Paths to a fairer and broader U.S. tax system
Taxing capital is a key way to maintain and increase the progressivity in the U.S. tax system and raise the revenue needed to support government activities and investments that in turn will help ensure strong and sustainable economic growth. Why turn to capital as a source of government revenue? Taxing capital is a highly progressive form of taxation that research suggests does not seriously affect the rate of savings among high-income Americans—an important consideration in terms of encouraging future economic growth—and is a key part of optimal taxation in the United States. Yet the federal tax rate paid on capital income is, on average, relatively low, due to a combination of factors including low existing rates, special tax breaks, and the gaming of the system to avoid paying taxes on capital.
This report considers three key areas where the taxation of capital is in need of reform. The report lays out both fundamental reforms and intermediate steps that could be first taken by policymakers.
Taxes on gains on property that are too easy to reduce or entirely avoid
The tax system imposes taxes on gains on property—often in the form of capital gains taxes—but these taxes are too easy to reduce or even avoid entirely through relatively simple tax planning. This is because the U.S. tax system combines a realization-based income tax system (taxing gains often only upon sale of property) with elimination of accrued, untaxed gains at death. That makes it relatively easy for property owners to reduce or even eliminate the tax on gains on property by simply holding onto the property.
- Fundamental reforms: Tax capital gains on a mark-to-market basis, at least when it comes to publicly-traded assets, and charge asset holders for the benefit of deferring gains on property. Additional revenue from a proposal such as this has the potential to exceed $1 trillion over the next ten years.
- Intermediate steps: Tax gains on assets upon death or gift, eliminating one of the major tax benefits of continuing to hold property rather than selling it. Additional revenue due to this reform, in combination with a small increase in rates, would be close to $250 billion over the next ten years.
The shifting of corporate profits and corporate residence to avoid taxes
The United States imposes taxes on corporate profits at the entity level, much of which is borne by capital. But those taxes are too easily avoided by large multinational corporations, both through tax planning and movement of actual economic activity. There are two distinct problems with these taxes: They depend in part on what corporations report as their “source” of profits; and in part on whether the corporations are “resident” in the United States.

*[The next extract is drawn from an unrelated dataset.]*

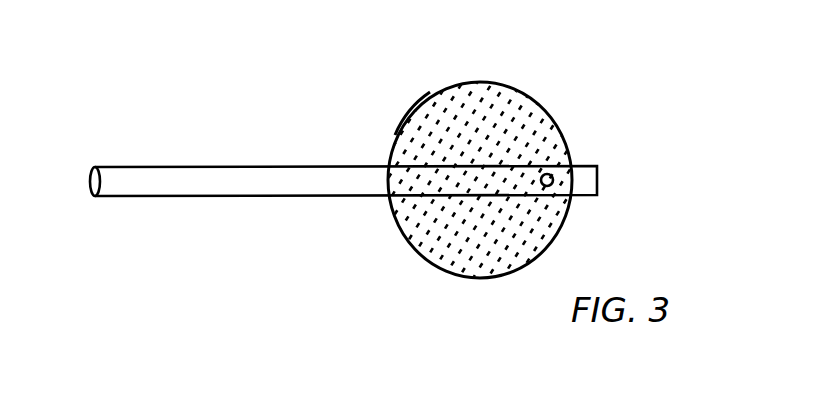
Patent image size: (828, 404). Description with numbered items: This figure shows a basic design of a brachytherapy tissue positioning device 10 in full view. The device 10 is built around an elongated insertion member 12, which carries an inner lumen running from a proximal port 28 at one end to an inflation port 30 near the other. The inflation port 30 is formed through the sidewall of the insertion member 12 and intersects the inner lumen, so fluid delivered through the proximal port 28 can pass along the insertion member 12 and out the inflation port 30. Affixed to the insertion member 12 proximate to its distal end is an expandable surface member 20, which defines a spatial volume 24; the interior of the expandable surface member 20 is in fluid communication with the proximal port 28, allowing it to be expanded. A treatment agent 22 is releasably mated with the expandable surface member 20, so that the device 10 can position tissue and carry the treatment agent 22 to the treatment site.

- Fundamental reforms: Change how the location of profits is determined by switching from a system focused on the “source” of the product or service that generates profits to the “destination” of the product or service—since destination of sales can be harder to manipulate. And shift more of the burden of capital taxation—perhaps especially the ordinary returns to capital—to the shareholders of corporations and away from the entity itself, since the residence of the owners is less likely to be sensitive to tax rates. It is possible that a reform such as this could be designed to raise many hundreds of billions of dollars more over the decade—and more efficiently, fairly, and sustainably than we do now.
- Intermediate steps: A minimum tax on foreign profits; tighten so-called transfer-pricing rules that allow corporations to manipulate where they source their profits, especially with regard to intangible assets such as intellectual property; make it harder especially for foreign-based corporations operating in the country to strip profits out of the United States via interest deductions on debt; and tighten rules on shifting of corporate residence out of the United States. Additional revenue from a package of reforms such as this could raise as much as $400 billion over the next ten years (not even taking into account one-time revenue from the taxation of un-repatriated profits).
Wealth taxes that apply to only a sliver of the population and are too easily avoided
The United States currently imposes a limited wealth tax in the form of the estate and gift taxes, which apply to transfers of wealth between generations. Recent changes have significantly limited estate and gift taxes—both increasing the exemption and reducing the rate. Further, aggressive tax planning allows large estates to escape taxation or significantly reduce their tax bills.
- Fundamental reforms: Adjust the taxation of transfers of wealth between generations by switching the estate tax to an inheritance tax so that the tax applies based on the number of recipients and their economic status rather than the estate. And consider imposing a wealth tax at more regular intervals and not just at the point at which assets are transferred between generations. While still focused on the very top of the wealth distribution, an inheritance tax could be designed to raise several hundred billion dollars over the next ten years, and a moderate wealth tax could potentially raise in the broad range of $1 trillion over the next ten years.
- Intermediate steps: The estate and gift tax should be applied to more wealth transfers and at a higher rate, and rules should be tightened to cut down the opportunities for gaming. Additional revenues due to these reforms would raise more than $150 billion over the next ten years.